Applying the Single Responsibility Principle to Microservices
By Soham Kamani
The single responsibility principle is one of the most tried-and-tested tenets of software design. Every module or class should do one thing, and do it well. We found this principle was applicable, and incredibly important, while designing our systems.
About a year ago, we released a new chat service (which we internally called Icebreaker). It allowed our users to communicate with drivers through the app itself, rather than use SMS (which cost both the driver and customer money).
However, all was not well. For numerous reasons, the service gave us a lot of issues and late night pagers. This post details the lessons we learnt, and some of the decisions we took to make this service more reliable.
The Problem(s)
In a nutshell, Icebreaker depended on too many other services to function properly. Let’s look at some of the tasks Icebreaker performed in order to create a channel:
- Authorise the API call: This made a call to our authentication service.
- Fetch the customer profile: This required an HTTP call to our customer service.
- Fetch the drivers’ profile: This required an HTTP call to our driver service.
- Verify if the customer-driver pair are in an active order: This made a call to our active booking storage service.
- Create the channel.
If any of these services failed, Icebreaker would fail as well.
Even if we could ensure 99% uptime for all services in question, that still means the chances of all of them being up at the same time was 96%.
P(icebreaker active) = P(customer service active) * P(driver service active) * P(authentication service active) * P(active booking storage active) = 0.99 * 0.99 * 0.99 * 0.99 ~= 0.96
This means our downtime has increased four times over (4%, as opposed to 1%).
Not my job
When a service starts to do too many things, it’s bound to fail sooner or later. In this case, Icebreaker’s job was to create a channel between a customer and a driver. However, it was doing all this extra stuff: like authentication, verification, and profile retrieval. 🤦♂
Let’s take a look at the changes we made to get rid of each dependency:
Authentication
Every API call arriving to Icebreaker came with an API token which needed authentication. To solve this, we added a Kong API gateway. This authenticated all requests and added information about the authenticated user within the API headers.
Now, every request arriving to Icebreaker was authenticated.
Key takeaway: Tell, don’t ask. The requests coming from the API gateway told the service that they were authenticated, rather than Icebreaker having to ask another service.
Profile retrieval
In order to create a channel, we needed a piece of information called the ‘chat token’ for each user. This was stored in the customer service for the customer, and the driver service for the driver.
Since Icebreaker was the only service using this token, we moved these tokens to it, and removed them from the customer and driver services.
Now,Icebreaker had all the information it needed in its own database, which was a more reliable source of truth as compared to a whole other HTTP service.

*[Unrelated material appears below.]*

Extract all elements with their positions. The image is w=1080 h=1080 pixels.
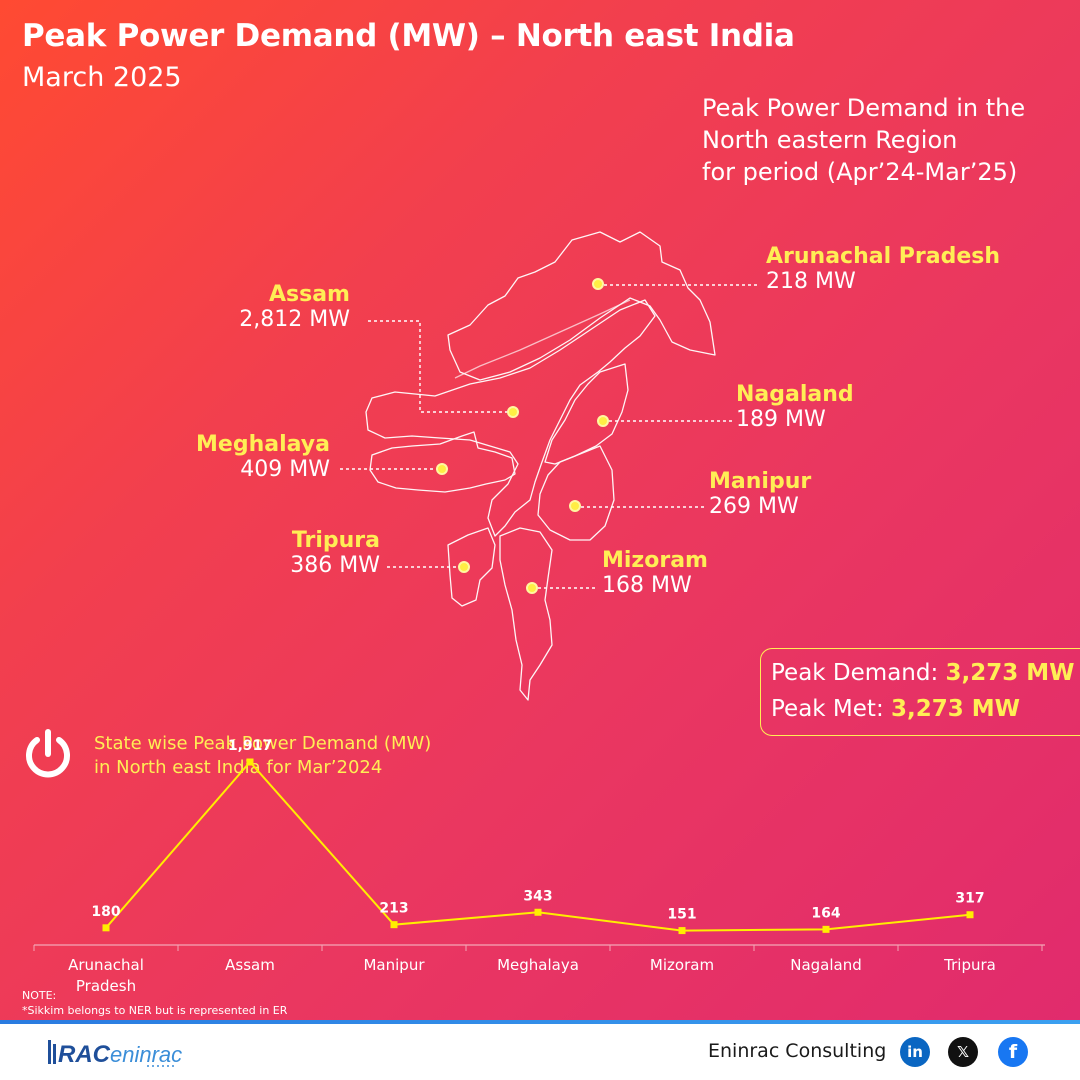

Key takeaway: If your service is the only one using any piece of information, it should reside within the service itself
Active booking storage
Icebreaker used to create a channel on-demand every time the user hit its channel creation API. This on-demand creation required us to verify that an active booking existed, for which the user needed to create a channel. After all, it didn’t make sense to create a channel when the parties involved did not have an order with each other.
To fix this, we moved to an asynchronous architecture for channel creation. Instead of on-demand channel creation, we made use of GO-JEKs data pipeline, that published events every time a booking was made. Icebreaker now consisted of two components: the worker and the server.
- The worker consumed booking events every time they were made. It then created a channel between the customer and driver in the booking, and stored the channel information on a Redis cache.
- The server served channel creation requests as before. Only, this time, the channels were already created and cached, along with the order number.
So, instead of on demand channel creation, the channels were created and stored beforehand. Since we were consuming booking events from our own data pipeline, there was no need to verify whether the booking was genuine or not.
Key takeaway: Again, tell, don’t ask. The events coming from our data pipeline told Icebreaker that the bookings were genuine. This meant it could create the channel, instead of hitting a service to verify the authenticity of the booking.
Results
Now Icebreaker did only what it was truly meant to do: create channels.
Since we removed dependencies on most external systems, we no longer had to worry about one system failure causing Icebraker to malfunction. The load on the external services also reduced, since Icebreaker was no longer using their endpoints for channel creation.
Moving to the asynchronous architecture also led to a drastic reduction in response time, from ~200ms to ~10ms, since we were pre-creating and caching channels for every order.
The takeaways we got from this experience conform with the single responsibility principle. In the end, it’s always better to ask ourselves: “Can this service do less?”